Proponents of increased efficiency in healthcare have long been advocating electronic prescriptions, and it looks like they’re about to start making some headway with that goal. Beginning January 2009, doctors who use electronic prescriptions will be eligible for bonuses from Medicare.
Paperless prescriptions are those that don’t involve any print-outs. It doesn’t count, for example, if your doctor writes your prescription on a computer then gives you a print-out, or if your prescription is faxed over to the drugstore. A true paperless prescription is exactly what it says: no print-outs at all.
In 2007 around 35,000 doctors were writing e-prescriptions (although many of these continued to use paper prescriptions as well), and an estimated 70,000 have been using paperless prescriptions in 2008.
For many doctors, the cost of setting up the system is something of a stumbling block, however. A doctor wanting to set up the system will need to spend around $3,000. The hope is that the Medicare bonus will offset the cost and tempt more doctors to use the system. For the next four years, the average doctor can earn a bonus of $1,000 to 1,500 per year by using the system (the bonus is in effect until 2012).
Benefits of E-Prescribing
The benefits of such a plan are wide-ranging. The most significant is in terms of safety. More than 1.5 million are harmed in some way by medical errors every year, some of which result from prescription errors.
An electronic prescribing system can reduce the possibly of such errors occurring in several ways. First, the possibility of a pharmacist misreading a doctor’s handwriting is completely eliminated. More importantly, an electronic prescribing system can flash an onscreen warning if a prescription seems to include drugs that might cause a dangerous interaction with others the recipient is taking, or if the dose seems to be inappropriate.
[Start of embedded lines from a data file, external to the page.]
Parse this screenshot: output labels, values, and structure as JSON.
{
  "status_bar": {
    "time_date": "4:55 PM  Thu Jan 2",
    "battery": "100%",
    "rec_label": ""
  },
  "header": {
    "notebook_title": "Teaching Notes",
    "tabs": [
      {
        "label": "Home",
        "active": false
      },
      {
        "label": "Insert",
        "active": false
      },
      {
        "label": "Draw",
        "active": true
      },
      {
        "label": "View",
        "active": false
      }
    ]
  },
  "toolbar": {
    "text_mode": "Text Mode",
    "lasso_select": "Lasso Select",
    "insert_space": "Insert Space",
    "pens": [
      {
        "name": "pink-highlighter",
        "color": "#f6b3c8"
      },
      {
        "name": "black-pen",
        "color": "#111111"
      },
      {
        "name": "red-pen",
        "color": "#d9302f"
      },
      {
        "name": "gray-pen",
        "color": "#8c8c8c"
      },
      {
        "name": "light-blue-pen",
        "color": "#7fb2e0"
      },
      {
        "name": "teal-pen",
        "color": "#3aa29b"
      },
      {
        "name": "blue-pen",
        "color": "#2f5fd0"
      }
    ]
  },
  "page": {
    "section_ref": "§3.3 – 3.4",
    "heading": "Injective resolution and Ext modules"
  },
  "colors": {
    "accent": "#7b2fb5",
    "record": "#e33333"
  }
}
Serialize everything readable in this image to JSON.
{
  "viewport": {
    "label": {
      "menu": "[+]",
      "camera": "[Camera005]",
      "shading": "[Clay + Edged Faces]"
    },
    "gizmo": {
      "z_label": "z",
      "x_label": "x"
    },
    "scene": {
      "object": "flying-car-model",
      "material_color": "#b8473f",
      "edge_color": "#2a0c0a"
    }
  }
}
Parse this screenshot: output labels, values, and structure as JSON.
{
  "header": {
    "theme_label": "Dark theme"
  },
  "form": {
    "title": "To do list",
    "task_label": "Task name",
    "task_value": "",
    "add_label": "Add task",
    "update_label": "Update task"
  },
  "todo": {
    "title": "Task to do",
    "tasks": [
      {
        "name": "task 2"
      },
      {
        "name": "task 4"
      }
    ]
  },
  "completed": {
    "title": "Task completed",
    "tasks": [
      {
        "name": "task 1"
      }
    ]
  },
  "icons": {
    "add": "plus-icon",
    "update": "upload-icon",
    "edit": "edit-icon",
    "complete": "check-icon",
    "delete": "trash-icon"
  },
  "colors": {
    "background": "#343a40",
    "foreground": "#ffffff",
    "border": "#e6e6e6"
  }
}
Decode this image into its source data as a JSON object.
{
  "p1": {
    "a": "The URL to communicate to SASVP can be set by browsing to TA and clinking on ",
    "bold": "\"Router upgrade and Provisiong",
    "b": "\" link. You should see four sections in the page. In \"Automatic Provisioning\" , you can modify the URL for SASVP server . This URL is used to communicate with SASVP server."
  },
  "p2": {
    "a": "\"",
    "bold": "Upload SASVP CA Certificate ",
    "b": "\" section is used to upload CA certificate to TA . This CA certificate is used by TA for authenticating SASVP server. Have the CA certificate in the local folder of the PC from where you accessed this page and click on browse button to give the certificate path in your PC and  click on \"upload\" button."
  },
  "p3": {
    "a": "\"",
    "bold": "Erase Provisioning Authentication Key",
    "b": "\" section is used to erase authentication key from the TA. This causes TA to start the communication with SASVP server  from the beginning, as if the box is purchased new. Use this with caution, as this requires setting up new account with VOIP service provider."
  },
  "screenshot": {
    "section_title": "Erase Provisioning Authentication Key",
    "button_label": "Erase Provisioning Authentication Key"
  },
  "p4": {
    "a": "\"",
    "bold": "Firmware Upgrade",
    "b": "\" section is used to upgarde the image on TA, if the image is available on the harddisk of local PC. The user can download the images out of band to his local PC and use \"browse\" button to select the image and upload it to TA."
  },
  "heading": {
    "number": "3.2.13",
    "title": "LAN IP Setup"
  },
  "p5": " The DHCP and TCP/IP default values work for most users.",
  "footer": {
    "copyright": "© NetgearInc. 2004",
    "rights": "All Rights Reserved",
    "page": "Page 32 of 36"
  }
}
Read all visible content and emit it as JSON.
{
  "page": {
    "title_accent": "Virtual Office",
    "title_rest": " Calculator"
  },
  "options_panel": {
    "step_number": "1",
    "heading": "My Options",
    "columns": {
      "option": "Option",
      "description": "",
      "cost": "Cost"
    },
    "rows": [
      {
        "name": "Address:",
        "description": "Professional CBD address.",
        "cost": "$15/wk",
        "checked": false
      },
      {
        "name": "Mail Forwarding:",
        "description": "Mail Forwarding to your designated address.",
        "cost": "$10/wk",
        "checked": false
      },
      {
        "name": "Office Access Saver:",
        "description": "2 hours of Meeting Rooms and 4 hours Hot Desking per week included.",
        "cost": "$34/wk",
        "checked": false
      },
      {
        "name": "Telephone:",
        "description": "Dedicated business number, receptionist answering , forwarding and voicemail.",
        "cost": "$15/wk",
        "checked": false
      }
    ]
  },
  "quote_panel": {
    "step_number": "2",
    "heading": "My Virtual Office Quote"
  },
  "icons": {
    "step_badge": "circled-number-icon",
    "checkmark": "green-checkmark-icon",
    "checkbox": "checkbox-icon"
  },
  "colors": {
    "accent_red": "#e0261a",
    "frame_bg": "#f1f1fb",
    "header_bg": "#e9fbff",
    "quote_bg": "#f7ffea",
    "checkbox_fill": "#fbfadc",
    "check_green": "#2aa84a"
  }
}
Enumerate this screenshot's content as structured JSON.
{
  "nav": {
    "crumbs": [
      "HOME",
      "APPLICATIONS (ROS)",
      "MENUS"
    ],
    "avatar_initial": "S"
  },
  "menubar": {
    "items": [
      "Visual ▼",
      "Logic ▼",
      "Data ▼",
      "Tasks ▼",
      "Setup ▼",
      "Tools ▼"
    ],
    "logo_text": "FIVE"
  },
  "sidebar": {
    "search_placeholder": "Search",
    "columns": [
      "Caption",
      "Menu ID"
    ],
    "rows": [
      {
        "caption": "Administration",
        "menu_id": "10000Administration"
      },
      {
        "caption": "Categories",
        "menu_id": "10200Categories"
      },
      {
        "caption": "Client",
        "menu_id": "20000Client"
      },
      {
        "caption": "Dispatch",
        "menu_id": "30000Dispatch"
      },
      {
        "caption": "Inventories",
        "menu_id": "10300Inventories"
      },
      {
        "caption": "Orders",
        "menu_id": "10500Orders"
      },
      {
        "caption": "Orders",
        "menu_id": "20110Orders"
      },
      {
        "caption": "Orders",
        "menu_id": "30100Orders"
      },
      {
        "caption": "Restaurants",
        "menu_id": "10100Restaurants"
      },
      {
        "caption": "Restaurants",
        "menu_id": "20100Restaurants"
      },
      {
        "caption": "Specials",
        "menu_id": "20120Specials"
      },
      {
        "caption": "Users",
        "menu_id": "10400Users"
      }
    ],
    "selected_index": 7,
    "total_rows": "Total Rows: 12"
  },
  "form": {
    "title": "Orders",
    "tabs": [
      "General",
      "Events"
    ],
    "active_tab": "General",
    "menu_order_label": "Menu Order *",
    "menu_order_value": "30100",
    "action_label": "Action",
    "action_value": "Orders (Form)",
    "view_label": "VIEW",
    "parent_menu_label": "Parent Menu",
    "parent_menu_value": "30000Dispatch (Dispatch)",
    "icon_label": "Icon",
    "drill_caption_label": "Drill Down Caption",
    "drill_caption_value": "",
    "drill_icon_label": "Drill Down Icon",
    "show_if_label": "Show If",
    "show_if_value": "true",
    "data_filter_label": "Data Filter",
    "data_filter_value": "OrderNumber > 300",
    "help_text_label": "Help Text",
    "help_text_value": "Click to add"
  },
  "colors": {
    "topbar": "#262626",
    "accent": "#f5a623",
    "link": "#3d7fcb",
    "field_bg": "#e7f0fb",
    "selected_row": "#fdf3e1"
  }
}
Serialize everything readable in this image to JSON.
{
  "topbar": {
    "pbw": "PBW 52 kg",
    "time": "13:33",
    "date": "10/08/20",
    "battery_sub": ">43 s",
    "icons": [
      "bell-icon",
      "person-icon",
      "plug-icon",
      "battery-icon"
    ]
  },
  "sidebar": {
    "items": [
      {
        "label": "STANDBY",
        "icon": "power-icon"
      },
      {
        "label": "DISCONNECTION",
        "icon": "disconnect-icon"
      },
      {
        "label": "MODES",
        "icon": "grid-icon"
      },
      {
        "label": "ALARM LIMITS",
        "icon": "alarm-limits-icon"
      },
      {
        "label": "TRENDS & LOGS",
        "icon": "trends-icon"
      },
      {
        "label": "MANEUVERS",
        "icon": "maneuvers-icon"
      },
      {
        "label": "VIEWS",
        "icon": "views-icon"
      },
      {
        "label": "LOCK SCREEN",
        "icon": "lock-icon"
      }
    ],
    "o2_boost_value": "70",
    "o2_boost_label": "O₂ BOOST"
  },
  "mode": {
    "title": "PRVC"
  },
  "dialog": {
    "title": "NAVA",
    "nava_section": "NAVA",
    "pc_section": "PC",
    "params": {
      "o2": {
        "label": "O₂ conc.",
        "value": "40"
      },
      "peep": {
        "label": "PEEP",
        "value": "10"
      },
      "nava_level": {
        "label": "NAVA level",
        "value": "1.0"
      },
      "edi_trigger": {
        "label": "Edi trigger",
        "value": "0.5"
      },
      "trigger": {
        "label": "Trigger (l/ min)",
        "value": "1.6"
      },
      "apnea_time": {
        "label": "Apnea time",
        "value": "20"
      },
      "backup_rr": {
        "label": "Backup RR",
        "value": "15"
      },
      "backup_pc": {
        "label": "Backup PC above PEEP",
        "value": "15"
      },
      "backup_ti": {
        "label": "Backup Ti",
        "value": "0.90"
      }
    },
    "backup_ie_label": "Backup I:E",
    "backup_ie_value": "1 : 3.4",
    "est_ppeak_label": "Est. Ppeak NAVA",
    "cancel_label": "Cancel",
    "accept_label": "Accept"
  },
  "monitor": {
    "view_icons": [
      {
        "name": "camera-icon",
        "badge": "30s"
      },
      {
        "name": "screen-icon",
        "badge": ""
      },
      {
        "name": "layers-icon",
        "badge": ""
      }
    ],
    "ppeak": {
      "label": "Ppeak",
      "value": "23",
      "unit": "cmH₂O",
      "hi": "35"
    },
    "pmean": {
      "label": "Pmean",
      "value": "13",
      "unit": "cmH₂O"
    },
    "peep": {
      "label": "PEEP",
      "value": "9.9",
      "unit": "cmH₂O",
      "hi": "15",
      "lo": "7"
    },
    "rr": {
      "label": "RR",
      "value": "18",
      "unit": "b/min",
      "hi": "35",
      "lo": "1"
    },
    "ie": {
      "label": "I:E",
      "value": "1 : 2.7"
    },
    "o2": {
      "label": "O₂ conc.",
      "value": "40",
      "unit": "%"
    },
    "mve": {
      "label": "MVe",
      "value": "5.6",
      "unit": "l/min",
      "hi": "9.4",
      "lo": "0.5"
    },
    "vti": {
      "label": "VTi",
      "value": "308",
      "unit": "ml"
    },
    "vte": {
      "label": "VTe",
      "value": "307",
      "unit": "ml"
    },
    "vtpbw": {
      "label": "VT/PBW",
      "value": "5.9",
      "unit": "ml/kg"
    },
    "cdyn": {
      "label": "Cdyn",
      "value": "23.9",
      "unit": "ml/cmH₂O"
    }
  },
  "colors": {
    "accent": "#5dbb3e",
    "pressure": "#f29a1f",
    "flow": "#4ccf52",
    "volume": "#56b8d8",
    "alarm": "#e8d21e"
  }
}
The hope is that this and other measures to improve medical efficiency and billing systems will result in savings of millions of dollars per year. This is a key part of President-Elect Obama’s plan to reform the healthcare system. Making the move to computerized medical records in addition to prescriptions could mean even more significant savings, as well as vastly improved billing systems.
Another advantage is for the patients, in cases where doctors have a choice of similar drugs to prescribe. Insurance companies tend to categorize their drugs into different tiers, with different levels of co-payment, and an e-prescribing system can alert doctors to the cheaper options for their patients.
Finally, there’s the fact that all of this improved efficiency should mean shorter waits for people getting prescriptions filled. So in this case it looks like everybody wins.